En outre, à l'échelle mondiale, la suppression des arbres qui sont des puits de carbone augmentera indirectement la concentration de gaz à effet de serre dans l'atmosphère et, partant, le réchauffement de la planète. Ces réactions complexes se produisent pour toute modification de l'utilisation des sols, par exemple lorsque nous urbanisons des zones herbeuses ou même lorsque nous reboisons une région. Le bilan radiatif local est systématiquement modifié, parfois avec des conséquences globales. 

Il est donc évident que ce facteur "occupation des sols" est très complexe à comprendre, avec des effets parfois antagonistes comme nous venons de le voir. Il apparaît que, comme pour les aérosols, l'incertitude de ces changements d'occupation des sols est également importante pour son estimation dans le réchauffement global. Il est donc évident que ce facteur "utilisation des terres" est très complexe à comprendre, avec des effets parfois antagonistes comme nous venons de le voir.
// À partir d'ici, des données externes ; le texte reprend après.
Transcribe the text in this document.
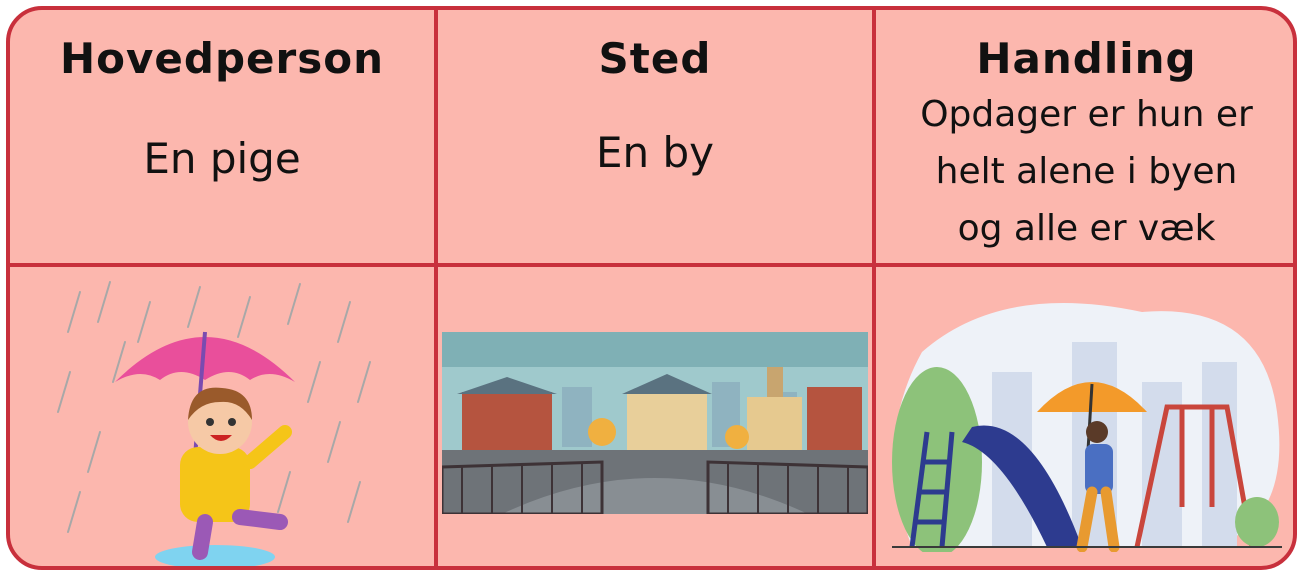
Hovedperson
En pige
Sted
En by
Handling
Opdager er hun er
helt alene i byen
og alle er væk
Il apparaît que, comme pour les aérosols, l'incertitude de ces changements d'usage des sols est également importante pour son estimation dans le réchauffement global.



Si nous agrégeons tous les forçages anthropiques et les comparons au forçage naturel, nous obtenons ce graphique.

La première ligne montre tous les forçages liés aux différents gaz à effet de serre,

La deuxième ligne comprend les autres forçages anthropiques tels que les aérosols, l'utilisation des sols, etc.

La troisième ligne présente un bilan des forçages liés aux activités humaines.

Enfin, la quatrième ligne regroupe les forçages naturels tels que l'énergie solaire et l'activité volcanique.



Le chiffre est très clair : même en tenant compte de la marge d'incertitude, les activités humaines participent presque entièrement au réchauffement climatique.